Ask Jerry: What happened to laser autofocus?

Welcome to Ask Jerry, where we talk about any and all the questions you might have about the smart things in your life. I’m Jerry, and I have spent the better part of my life working with tech. I have a background in engineering and R&D and have been covering Android and Google for the past 15 years. 

Ask Jerry

(Image credit: Future)

Ask Jerry is a column where we answer your burning Android/tech questions with the help of long-time Android Central editor Jerry Hildenbrand.

I’m also really good at researching data about everything — that’s a big part of our job here at Android Central — and I love to help people (another big part of our job!). If you have questions about your tech, I’d love to talk about them. 

Email me at askjerryac@gmail.com, and I’ll try to get things sorted out. You can remain anonymous if you like, and we promise we’re not sharing anything we don’t cover here.

I look forward to hearing from you!


What happened to laser autofocus?

Ask Jerry: What happened to laser autofocus?

(Image credit: Apoorva Bhardwaj / Android Central)

Alex writes:

I’ve been wondering about the importance of laser auto-focus for smartphone cameras. 

I’m asking this question because I noticed this feature missing from OnePlus’ flagship phones for several years now after being included previously. 

Is OnePlus cutting corners by not including it anymore or does this feature have little benefit to begin with? Thanks.

This is a really cool question that shows how much consumers care about the camera on any new phone. It also shows how manufacturers can’t just make a change without people wondering why.

The short answer is that laser autofocus has been replaced with something “better”, or at least something phone makers think is better. 

There are a lot of ways to try and focus a camera. The simplest — and one that isn’t used much at all any longer — is using the contrast between two surfaces to adjust the lens. This does work, but it’s slow and needs a lot of light to be reliable.

PDAF (Phase Detection Auto Focus) uses a small number of pixels on the camera sensor to focus the lens by measuring differences in light. If nearby pixels measure different amounts of light, the lens is corrected until they are the same and the image should be in focus.

Ask Jerry: What happened to laser autofocus?

The Galaxy S21 used laser focus in addition to PDAF.  (Image credit: Android Central)

Laser Autofocus uses a small laser near the camera lens that emits a short burst at the center of your photo. The camera software measures how much time it takes for this light to bounce back and uses this measurement to determine how far away the object is so the lens knows how to focus. A ToF (time of flight) sensor can make this even better.

We’re going to talk a bit more about PDAF because it’s replaced laser focus for the most part. Improvements to the tech like DPAF (Dual Pixel Auto Focus) which uses photodiodes on every pixel of the image sensor to monitor an actual electrical signal for focus information, is fast and accurate.
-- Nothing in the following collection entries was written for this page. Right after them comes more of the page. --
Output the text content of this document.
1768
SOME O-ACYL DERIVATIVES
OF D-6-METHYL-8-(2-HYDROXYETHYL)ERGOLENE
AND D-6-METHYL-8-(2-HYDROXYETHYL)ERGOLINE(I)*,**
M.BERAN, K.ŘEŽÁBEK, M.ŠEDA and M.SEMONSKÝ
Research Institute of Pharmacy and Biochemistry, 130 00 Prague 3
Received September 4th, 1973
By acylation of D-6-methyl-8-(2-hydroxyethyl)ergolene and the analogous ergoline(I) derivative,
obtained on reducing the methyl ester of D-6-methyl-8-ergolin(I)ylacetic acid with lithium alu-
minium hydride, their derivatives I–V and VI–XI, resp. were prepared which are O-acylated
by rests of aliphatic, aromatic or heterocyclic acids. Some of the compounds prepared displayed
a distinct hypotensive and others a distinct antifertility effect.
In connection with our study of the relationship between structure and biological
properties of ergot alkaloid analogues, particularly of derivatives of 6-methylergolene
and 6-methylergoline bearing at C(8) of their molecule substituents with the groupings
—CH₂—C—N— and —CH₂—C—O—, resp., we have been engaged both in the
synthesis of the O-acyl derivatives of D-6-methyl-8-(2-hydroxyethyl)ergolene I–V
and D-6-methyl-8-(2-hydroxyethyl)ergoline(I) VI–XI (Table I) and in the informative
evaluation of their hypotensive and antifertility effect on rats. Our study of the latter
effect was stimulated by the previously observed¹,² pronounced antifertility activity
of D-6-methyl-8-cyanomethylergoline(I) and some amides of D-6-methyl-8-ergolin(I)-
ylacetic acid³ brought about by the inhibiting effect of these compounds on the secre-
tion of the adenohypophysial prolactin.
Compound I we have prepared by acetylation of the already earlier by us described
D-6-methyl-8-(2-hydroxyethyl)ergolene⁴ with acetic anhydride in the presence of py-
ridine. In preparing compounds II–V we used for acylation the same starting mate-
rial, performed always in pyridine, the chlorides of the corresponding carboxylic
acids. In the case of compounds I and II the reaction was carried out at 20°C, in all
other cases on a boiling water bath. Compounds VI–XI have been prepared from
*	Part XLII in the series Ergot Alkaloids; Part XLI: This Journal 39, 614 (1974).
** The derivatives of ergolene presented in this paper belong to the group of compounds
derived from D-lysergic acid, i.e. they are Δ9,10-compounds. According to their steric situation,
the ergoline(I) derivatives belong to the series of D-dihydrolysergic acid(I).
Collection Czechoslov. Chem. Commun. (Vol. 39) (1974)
You’ll find it on expensive DSLR cameras as well as phones.

The OnePlus 12 takes this idea and extends it even further. Officially, the OnePlus 12 uses “multi-directional PDAF” to focus its camera sensors. To figure out what this is you need to look towards Oppo, OnePlus’ parent/sister company (depending on who you ask) also uses this and uses the tech on phones like the Find X2.

Ask Jerry: What happened to laser autofocus?

(Image credit: Sony)

Using a custom Sony sensor, pattern change (what PDAF uses to make focal adjustments) can be measured along both the vertical and horizontal plane instead of only vertically. This gives double the data of PDAF for faster focusing and better focus in low light.

Four adjacent pixels are used under the same single-color lens in the sensor’s microlens instead of each using its single lens, This enlarges the focusing area and means the pixels used for focusing are also part of the image itself and don’t have to be cropped out.

Using every pixel for focusing and taking the actual photo means there’s no need for extras like a laser or ToF sensor. 

So far it seems to work really well. I expect we’ll see all high-end phones doing something similar in the next few years until something better comes along!